Con esa interrogante martillándome el cerebro salí de nuevo a la calle. Observo —función inherente e inseparable para un periodista—, olfateo el ambiente, busco y rebusco en la cotidianidad.

En una intercepción peligrosa de la ciudad un joven, mientras trataba de frenar su bicicleta, cayó al pavimento estrepitosamente. Varias personas acudieron a auxiliarlo, entre ellos un niño vestido con uniforme de la enseñanza primaria. ¿Te diste golpes? ¿Hay que llevarte al hospital? ¿Ya estás bien?, le preguntaban con insistencia. El ciclista, aún nervioso, le agradeció a cada uno, montó de nuevo y se perdió entre el tráfico vehicular de la mañana.

En una esquina encontré a un taxista amigo y dialogué con él. Hablamos de la nunca bien aventurada ley de la oferta y demanda para las personas requeridas de un transporte, la que les ha dejado a los conductores las manos libres para cobrar cualquier cantidad de dinero por una “carrera”.

Pero la conversación derivó y me comentó entonces que él es uno de los taxistas responsabilizados con el traslado de los pacientes que requieren diálisis periódicas por padecer de insuficiencia renal crónica, desde sus viviendas hasta el hospital, ida y retorno, sin que les cobren un centavo. Para los enfermos es un servicio totalmente gratis y los choferes no obtienen ingreso alguno por tan humano servicio. En muchos casos han establecido nexos personales muy cercanos.

Un hombre ciego necesitaba pasar la calle. El tránsito era abundante. Algunas personas le pasaron por el lado y no advirtieron su presencia o quizás andaban con demasiada prisa. Él esperaba, con su bastón extendido, a alguien que le ayudase. Un adolescente vestido con el uniforme de la secundaria básica lo saludó y le extendió el brazo para guiarlo. Ya seguro en la otra acera, el invidente le agradeció. El chico retomó su rumbo.

En un mercado con múltiples productos alimentarios que se ofertan en CUC, una señora, entrada en años, sacó algunas monedas, las contó, completó 50 centavos y requirió un sobre de sopa con fideos. La nietecita que estaba a su lado le pidió bajito le comprara un pastel. “No tengo para más, mi niña”, le respondió la anciana con voz entrecortada. Una joven que la seguía en la cola le indicó entonces a la dependienta que le diera el dulce a la pequeña; ella lo pagaría. La niña sonrió alegre y la abuelita, agradecida, le pasó su mano por el rostro a la chica. El gesto —evidentemente— la dejó sin más palabras.

Muchos otros ejemplos pudieran contarse. Solo es cuestión de observar.

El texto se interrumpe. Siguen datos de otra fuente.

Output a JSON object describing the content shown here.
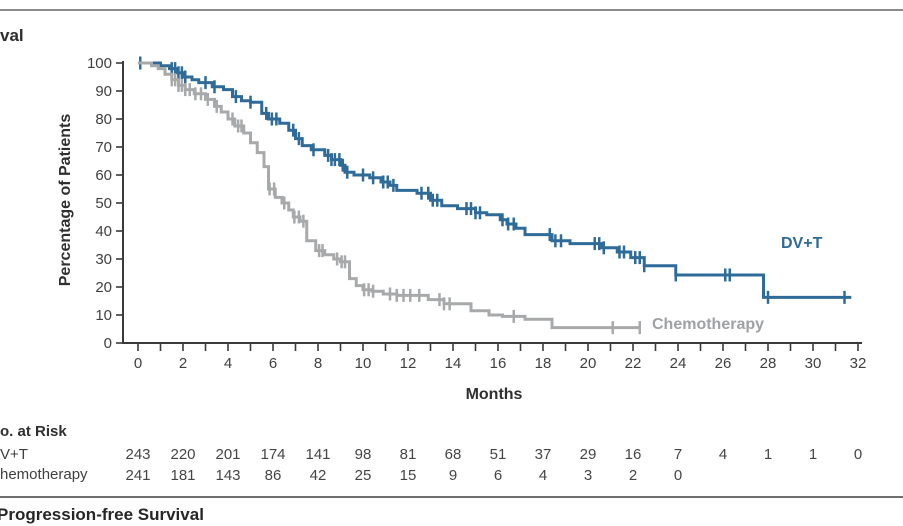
{
  "labels": {
    "top_title_fragment": "val",
    "y_axis": "Percentage of Patients",
    "x_axis": "Months",
    "series_dvt": "DV+T",
    "series_chemo": "Chemotherapy",
    "bottom_section_fragment": "Progression-free Survival"
  },
  "colors": {
    "dvt": "#2e6b98",
    "chemo": "#a7a9ab",
    "axis": "#3a3a3a",
    "tick_text": "#404040",
    "risk_text": "#454545"
  },
  "chart_data": {
    "type": "line",
    "subtype": "kaplan-meier-step",
    "xlabel": "Months",
    "ylabel": "Percentage of Patients",
    "xlim": [
      0,
      32
    ],
    "ylim": [
      0,
      100
    ],
    "xticks": [
      0,
      2,
      4,
      6,
      8,
      10,
      12,
      14,
      16,
      18,
      20,
      22,
      24,
      26,
      28,
      30,
      32
    ],
    "minor_xtick_every": 1,
    "yticks": [
      0,
      10,
      20,
      30,
      40,
      50,
      60,
      70,
      80,
      90,
      100
    ],
    "grid": false,
    "legend_position": "inline-curve-labels",
    "series": [
      {
        "name": "DV+T",
        "color": "#2e6b98",
        "end_month": 31.7,
        "points": [
          [
            0,
            100
          ],
          [
            1.0,
            99
          ],
          [
            1.4,
            98
          ],
          [
            1.7,
            96.5
          ],
          [
            2.0,
            95
          ],
          [
            2.4,
            94
          ],
          [
            2.7,
            93
          ],
          [
            3.3,
            91.5
          ],
          [
            3.8,
            90.5
          ],
          [
            4.2,
            88
          ],
          [
            4.6,
            86.5
          ],
          [
            5.0,
            86
          ],
          [
            5.5,
            82
          ],
          [
            5.8,
            80
          ],
          [
            6.3,
            78.5
          ],
          [
            6.7,
            76
          ],
          [
            7.0,
            73
          ],
          [
            7.3,
            70.5
          ],
          [
            7.7,
            69
          ],
          [
            8.3,
            67
          ],
          [
            8.6,
            65.5
          ],
          [
            9.0,
            63.5
          ],
          [
            9.2,
            61
          ],
          [
            9.6,
            60
          ],
          [
            10.3,
            59
          ],
          [
            10.8,
            57.5
          ],
          [
            11.2,
            56.3
          ],
          [
            11.5,
            54.5
          ],
          [
            12.4,
            53.5
          ],
          [
            13.0,
            51
          ],
          [
            13.5,
            49
          ],
          [
            14.2,
            48
          ],
          [
            15.0,
            46.5
          ],
          [
            15.5,
            45.8
          ],
          [
            16.1,
            44
          ],
          [
            16.4,
            42.5
          ],
          [
            16.8,
            41
          ],
          [
            17.2,
            38.7
          ],
          [
            18.4,
            36.5
          ],
          [
            19.2,
            35.5
          ],
          [
            20.6,
            34
          ],
          [
            21.3,
            32.5
          ],
          [
            21.9,
            30.5
          ],
          [
            22.5,
            27.6
          ],
          [
            23.9,
            24.3
          ],
          [
            27.8,
            16.3
          ]
        ],
        "censor_months": [
          0.1,
          1.5,
          1.65,
          1.8,
          1.95,
          2.1,
          3.0,
          3.4,
          4.35,
          5.0,
          5.7,
          5.95,
          6.15,
          6.9,
          7.15,
          7.8,
          8.45,
          8.6,
          8.75,
          8.95,
          9.1,
          9.3,
          10.0,
          10.45,
          10.9,
          11.1,
          11.35,
          12.6,
          12.9,
          13.1,
          13.3,
          14.6,
          14.8,
          15.0,
          15.2,
          16.2,
          16.45,
          16.7,
          18.3,
          18.55,
          18.8,
          20.3,
          20.5,
          20.7,
          21.4,
          21.6,
          22.1,
          22.3,
          22.5,
          23.9,
          26.1,
          26.3,
          28.0,
          31.4
        ]
      },
      {
        "name": "Chemotherapy",
        "color": "#a7a9ab",
        "end_month": 22.35,
        "points": [
          [
            0,
            100
          ],
          [
            0.6,
            99
          ],
          [
            0.9,
            98
          ],
          [
            1.2,
            96
          ],
          [
            1.5,
            94
          ],
          [
            1.8,
            92
          ],
          [
            2.1,
            90.5
          ],
          [
            2.5,
            89
          ],
          [
            3.0,
            87
          ],
          [
            3.4,
            84.5
          ],
          [
            3.7,
            82.5
          ],
          [
            4.0,
            80
          ],
          [
            4.3,
            77.5
          ],
          [
            4.7,
            75
          ],
          [
            5.0,
            71.5
          ],
          [
            5.3,
            68
          ],
          [
            5.6,
            63
          ],
          [
            5.8,
            55
          ],
          [
            6.1,
            52
          ],
          [
            6.4,
            50
          ],
          [
            6.7,
            47.5
          ],
          [
            6.9,
            45
          ],
          [
            7.2,
            43.5
          ],
          [
            7.5,
            36.5
          ],
          [
            7.9,
            33
          ],
          [
            8.3,
            31.5
          ],
          [
            8.7,
            30
          ],
          [
            9.0,
            29
          ],
          [
            9.4,
            23
          ],
          [
            9.7,
            20.5
          ],
          [
            10.0,
            19
          ],
          [
            10.4,
            18.5
          ],
          [
            10.9,
            17.5
          ],
          [
            11.5,
            17
          ],
          [
            12.9,
            15.5
          ],
          [
            13.6,
            14
          ],
          [
            14.8,
            11.5
          ],
          [
            15.6,
            10
          ],
          [
            16.2,
            9.5
          ],
          [
            17.2,
            8.5
          ],
          [
            18.4,
            5.5
          ]
        ],
        "censor_months": [
          1.5,
          1.65,
          1.8,
          1.95,
          2.1,
          2.3,
          2.55,
          2.8,
          3.1,
          3.5,
          4.2,
          4.45,
          4.6,
          5.85,
          6.05,
          6.5,
          6.95,
          7.15,
          7.35,
          8.05,
          8.2,
          8.85,
          9.05,
          9.2,
          10.05,
          10.25,
          10.45,
          11.2,
          11.5,
          11.8,
          12.1,
          12.5,
          13.4,
          13.6,
          13.85,
          16.7,
          21.1,
          22.3
        ]
      }
    ]
  },
  "risk_table": {
    "header_fragment": "o. at Risk",
    "months": [
      0,
      2,
      4,
      6,
      8,
      10,
      12,
      14,
      16,
      18,
      20,
      22,
      24,
      26,
      28,
      30,
      32
    ],
    "rows": [
      {
        "label_fragment": "V+T",
        "counts": [
          243,
          220,
          201,
          174,
          141,
          98,
          81,
          68,
          51,
          37,
          29,
          16,
          7,
          4,
          1,
          1,
          0
        ]
      },
      {
        "label_fragment": "hemotherapy",
        "counts": [
          241,
          181,
          143,
          86,
          42,
          25,
          15,
          9,
          6,
          4,
          3,
          2,
          0
        ]
      }
    ]
  }
}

Es cierto, como leí recientemente, que nos hemos acostumbrado a ver como excepcional lo que debe ser cotidiano, pero si analizamos bien, las muestras de afecto y solidaridad son más que las percibidas, porque en muchas ocasiones no les prestamos atención apenas.

Resulta innegable que pululan en demasía las indisciplinas sociales, las expresiones con malas palabras, el maltrato en no pocos centros de servicios, la falta de respeto a las personas mayores, el daño a la propiedad social…, y es obvio que esas actitudes deben ser afrontadas, ante todo, por la propia sociedad, pero con el apoyo de las autoridades competentes, los maestros y profesores y los padres y otros familiares. De otra manera será imposible erradicarlas.

Esa propensión natural del ser humano de dejarse llevar por los afectos de compasión, humanidad y ternura no está totalmente perdida; es perfectamente rescatable y hasta puede multiplicarse, porque —evidentemente— aún crecen flores entre la mala hierba.